Museums help preserve art, history, science, and general knowledge for future generations. Some are dedicated to renowned locations or people, niche interests, or famed events. Whatever their dedication, museums rely on signage to display, enhance, and direct visitors to permanent and temporary exhibits.
Attracting approximately one and a half million visitors a year, the Museum of Science, Boston, MA, is dedicated to providing an interactive experience to science, engineering, and technology. Founded in 1830, the museum features a number of flagship exhibits such as the Thomson Theater of Electricity, Charles Hayden Planetarium, Mugar Omni Theater, Gordon Current Science & Technology Center, 3-D Digital Cinema, and Butterfly Garden.
In addition to its permanent attractions and internally created temporary displays, the museum hosts high-profile travelling exhibits. The latest, A Day in Pompeii, is presented in partnership with Soprintendenza Speciale per i Beni Archeologici di Napoli e Pompeii (SANP), which selected and prepared hundreds of artifacts. SANP operates four archeological sites and a museum at Boscoreale. The museum collaborated with three other museums and previous tour venues to bring this collection of artifacts to the U.S.
Carl Zukroff, manager of marketing communications, Museum of Science, Boston, oversees promotional on-site signage of such displays. While they don’t have the capability to produce wide format graphics in house, the work is outsourced to local experts. Zukroff says the museum tries to distribute sign work as consciously as it can between two or three companies.
There is no specific set of standards when it comes to producing innovative signage throughout the museum. Formats and paper stocks are varied from time to time, depending on the application or exhibit. “For example, we recently used an iridescent paper for posters promoting an exhibit on animals that live in dark environments,” says Zukroff. He notes that working in collaboration with the print suppliers, they are very careful about the substrates they chose, although at times they are limited by size.
A Day in Pompeii
To entice visitors to view A Day in Pompeii, which is a separate attraction from the museum itself, wide format signage is strategically used in locations throughout museum grounds. “We’re restricted to using established spaces that have been set aside for many years,” says Zukroff.
This includes the large entrance windows, and in the concourse from the garage that leads to the main lobby there is an opportunity for coming attraction and "now showing signs," some of which are backlit and some are overhead. Additionally, poster cases are available in various lobbies. For most exhibits a series of directional signage is also created. Pompeii also took advantage of hanging banners from the lobby ceiling, as well as a balcony in the lobby. Aside from printed graphics, there is an eight-foot volcano model that erupts in the lobby.
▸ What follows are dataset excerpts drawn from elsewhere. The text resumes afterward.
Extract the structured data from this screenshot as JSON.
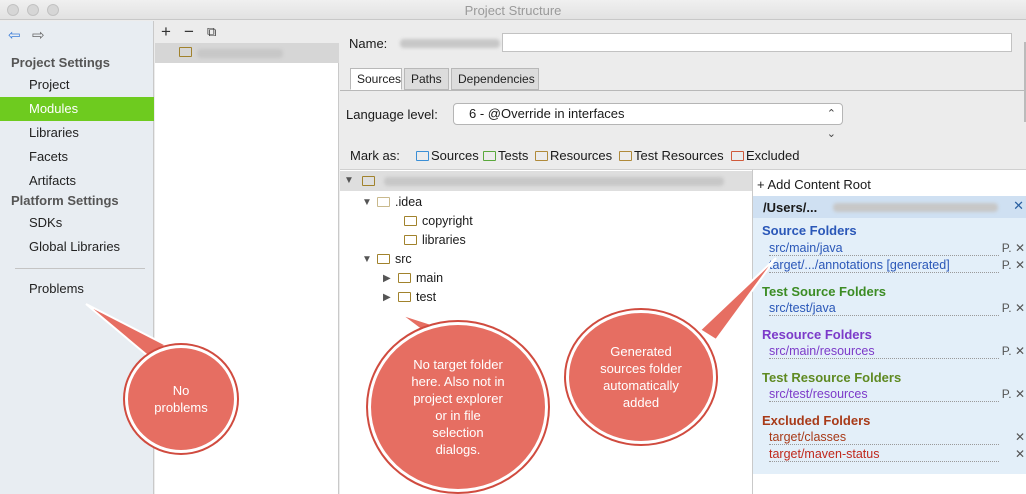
{
  "window": {
    "title": "Project Structure"
  },
  "nav": {
    "back_icon": "arrow-left-icon",
    "forward_icon": "arrow-right-icon",
    "project_settings_label": "Project Settings",
    "project_items": [
      "Project",
      "Modules",
      "Libraries",
      "Facets",
      "Artifacts"
    ],
    "platform_settings_label": "Platform Settings",
    "platform_items": [
      "SDKs",
      "Global Libraries"
    ],
    "problems_label": "Problems",
    "selected": "Modules",
    "selected_color": "#6ecb1f"
  },
  "module_list": {
    "toolbar": {
      "add": "+",
      "remove": "−",
      "copy_icon": "copy-icon"
    }
  },
  "module": {
    "name_label": "Name:",
    "tabs": [
      "Sources",
      "Paths",
      "Dependencies"
    ],
    "active_tab": "Sources",
    "language_level_label": "Language level:",
    "language_level_value": "6 - @Override in interfaces",
    "mark_as_label": "Mark as:",
    "mark_as": [
      {
        "label": "Sources",
        "color": "#3b8fd6"
      },
      {
        "label": "Tests",
        "color": "#5aa83c"
      },
      {
        "label": "Resources",
        "color": "#b08a3a"
      },
      {
        "label": "Test Resources",
        "color": "#b08a3a"
      },
      {
        "label": "Excluded",
        "color": "#d05a3b"
      }
    ]
  },
  "tree": {
    "nodes": [
      {
        "label": ".idea",
        "expanded": true
      },
      {
        "label": "copyright"
      },
      {
        "label": "libraries"
      },
      {
        "label": "src",
        "expanded": true
      },
      {
        "label": "main",
        "expanded": false
      },
      {
        "label": "test",
        "expanded": false
      }
    ]
  },
  "content_root": {
    "add_label": "+ Add Content Root",
    "path": "/Users/...",
    "groups": [
      {
        "title": "Source Folders",
        "color": "#2a57b8",
        "items": [
          "src/main/java",
          "target/.../annotations [generated]"
        ]
      },
      {
        "title": "Test Source Folders",
        "color": "#3c8c24",
        "items": [
          "src/test/java"
        ]
      },
      {
        "title": "Resource Folders",
        "color": "#7c3ac9",
        "items": [
          "src/main/resources"
        ]
      },
      {
        "title": "Test Resource Folders",
        "color": "#5f8a22",
        "items": [
          "src/test/resources"
        ]
      },
      {
        "title": "Excluded Folders",
        "color": "#a83a18",
        "items": [
          "target/classes",
          "target/maven-status"
        ]
      }
    ],
    "item_actions": "P.",
    "close_glyph": "✕"
  },
  "callouts": [
    {
      "lines": [
        "No",
        "problems"
      ]
    },
    {
      "lines": [
        "No target folder",
        "here. Also not in",
        "project explorer",
        "or in file",
        "selection",
        "dialogs."
      ]
    },
    {
      "lines": [
        "Generated",
        "sources folder",
        "automatically",
        "added"
      ]
    }
  ]
}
Zukroff shares that traveling exhibits are most often created by outside, independent groups, and are leased to institutions such as the Museum of Science. There are contract obligations, such as providing appropriate credits in all printed pieces. These exhibits also generally come with promotional art, whether it is rendered art or photographs of exhibit components. Depending on the particular exhibit, the museum has varying levels of freedom in terms of what art is used for promotional use. For Pompeii, Zukroff shares that they had some leeway with how to present the exhibit and the number of different elements they could show.
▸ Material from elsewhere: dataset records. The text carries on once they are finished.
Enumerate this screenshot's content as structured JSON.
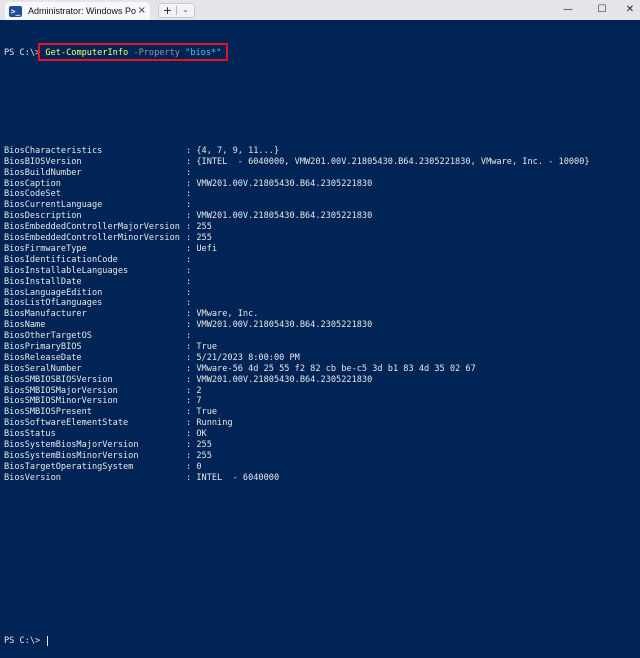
{
  "window": {
    "tab_title": "Administrator: Windows PowerShell",
    "tab_icon": "powershell-icon",
    "new_tab": "+",
    "dropdown": "⌄",
    "close_tab": "×",
    "minimize": "—",
    "maximize": "☐",
    "close": "✕"
  },
  "terminal": {
    "prompt": "PS C:\\> ",
    "command": {
      "cmdlet": "Get-ComputerInfo",
      "param": "-Property",
      "arg": "\"bios*\""
    },
    "highlight_color": "#e81123",
    "background": "#012456",
    "properties": [
      {
        "name": "BiosCharacteristics",
        "value": ": {4, 7, 9, 11...}"
      },
      {
        "name": "BiosBIOSVersion",
        "value": ": {INTEL  - 6040000, VMW201.00V.21805430.B64.2305221830, VMware, Inc. - 10000}"
      },
      {
        "name": "BiosBuildNumber",
        "value": ":"
      },
      {
        "name": "BiosCaption",
        "value": ": VMW201.00V.21805430.B64.2305221830"
      },
      {
        "name": "BiosCodeSet",
        "value": ":"
      },
      {
        "name": "BiosCurrentLanguage",
        "value": ":"
      },
      {
        "name": "BiosDescription",
        "value": ": VMW201.00V.21805430.B64.2305221830"
      },
      {
        "name": "BiosEmbeddedControllerMajorVersion",
        "value": ": 255"
      },
      {
        "name": "BiosEmbeddedControllerMinorVersion",
        "value": ": 255"
      },
      {
        "name": "BiosFirmwareType",
        "value": ": Uefi"
      },
      {
        "name": "BiosIdentificationCode",
        "value": ":"
      },
      {
        "name": "BiosInstallableLanguages",
        "value": ":"
      },
      {
        "name": "BiosInstallDate",
        "value": ":"
      },
      {
        "name": "BiosLanguageEdition",
        "value": ":"
      },
      {
        "name": "BiosListOfLanguages",
        "value": ":"
      },
      {
        "name": "BiosManufacturer",
        "value": ": VMware, Inc."
      },
      {
        "name": "BiosName",
        "value": ": VMW201.00V.21805430.B64.2305221830"
      },
      {
        "name": "BiosOtherTargetOS",
        "value": ":"
      },
      {
        "name": "BiosPrimaryBIOS",
        "value": ": True"
      },
      {
        "name": "BiosReleaseDate",
        "value": ": 5/21/2023 8:00:00 PM"
      },
      {
        "name": "BiosSeralNumber",
        "value": ": VMware-56 4d 25 55 f2 82 cb be-c5 3d b1 83 4d 35 02 67"
      },
      {
        "name": "BiosSMBIOSBIOSVersion",
        "value": ": VMW201.00V.21805430.B64.2305221830"
      },
      {
        "name": "BiosSMBIOSMajorVersion",
        "value": ": 2"
      },
      {
        "name": "BiosSMBIOSMinorVersion",
        "value": ": 7"
      },
      {
        "name": "BiosSMBIOSPresent",
        "value": ": True"
      },
      {
        "name": "BiosSoftwareElementState",
        "value": ": Running"
      },
      {
        "name": "BiosStatus",
        "value": ": OK"
      },
      {
        "name": "BiosSystemBiosMajorVersion",
        "value": ": 255"
      },
      {
        "name": "BiosSystemBiosMinorVersion",
        "value": ": 255"
      },
      {
        "name": "BiosTargetOperatingSystem",
        "value": ": 0"
      },
      {
        "name": "BiosVersion",
        "value": ": INTEL  - 6040000"
      }
    ],
    "final_prompt": "PS C:\\> "
  }
}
One notable installment for the exhibit is on the tower, which featured a rendered graphic of a volcanic eruption. This element was chosen due to the location of the graphic, as it needed to be viewable from a distance and still showcase the essence of the exhibit. “It’s only readable from certain vantage points. So, when we have to reproduce something on the tower, we look carefully at how photography will reproduce versus a flat drawing. More often than not, flat renderings are used. In the case of Pompeii, we have just a volcano with the word Pompeii. The smaller phrase “A Day In” would have been difficult to read, so they defaulted to the word Pompeii.
The 22x27-foot tower graphics were printed on vinyl, canvas-like material. This substrate was chosen because the graphic is exposed to winds that can exceed 100 miles per hour due to cross breezes from both the Charles River basin and Boston Harbor. Tower graphics were created by DGI-Invisuals of Burlington, MA.
DGI is also relied upon to wrap the museum’s traveling program vehicles, a fleet of three or four vans that go out to schools, libraries, and community centers to bring science and technology programs to these groups.
All other large format signage work for A Day at Pompeii was completed by BL Makepeace, Inc. of Brighton, MA. This includes a series of window graphics found on the entrance to the museum.
Perforated vinyl is always used because it allows light to come through the vinyl. “It’s also a lot of fun to know that you can’t see it from the other side. We stand with people in the lobby and ask them what they think of the graphics. They correctly say, ‘what graphics?’ And we take them outside, have them look up, and they say, ‘how did they do that?’ and it becomes a discussion of technology at that point,” says Zukroff.
Institutionally, traveling exhibits are planned anywhere from six to 12 months in advance of the opening. While the production of the signage only takes two to four weeks to output, many considerations, such as weather, need to be taken into account for installation. For example, the installation of entrance window is restricted by weather. If installation is scheduled during Winter, graphics may be put up or taken down early or late depending on whether the temperature is less than 40 degrees Fahrenheit. At this temperature, graphics won’t adhere or peel off easily.
Although the Pompeii exhibit travels from one location to the next, visitors can expect a different experience between museums. In Boston, A Day in Pompeii features over 250 artifacts, including 13 wall-sized frescoes, over a dozen pieces of gold jewelry, marble and bronze statuary, and gold coins.
Signage for the display is short term. Once installed, graphics are typically only up for four to six months. Depending on where pieces will eventually be displayed protective laminates and coatings are used only when needed.
Signage is used for many purposes. For the Museum of Science, a collaboration of design, marketing, and trusted print providers helps encapsulate the essence of Pompeii. In addition to the notorious eruption of Mount Vesuvius, the Boston exhibit strives to showcase the historic artifacts in a way that depicts the true spirit of the city, which is described as a bustling metropolis before its destruction—and preservation. Promotional and wayfinding graphics help visitors find their way to A Day in Pompeii.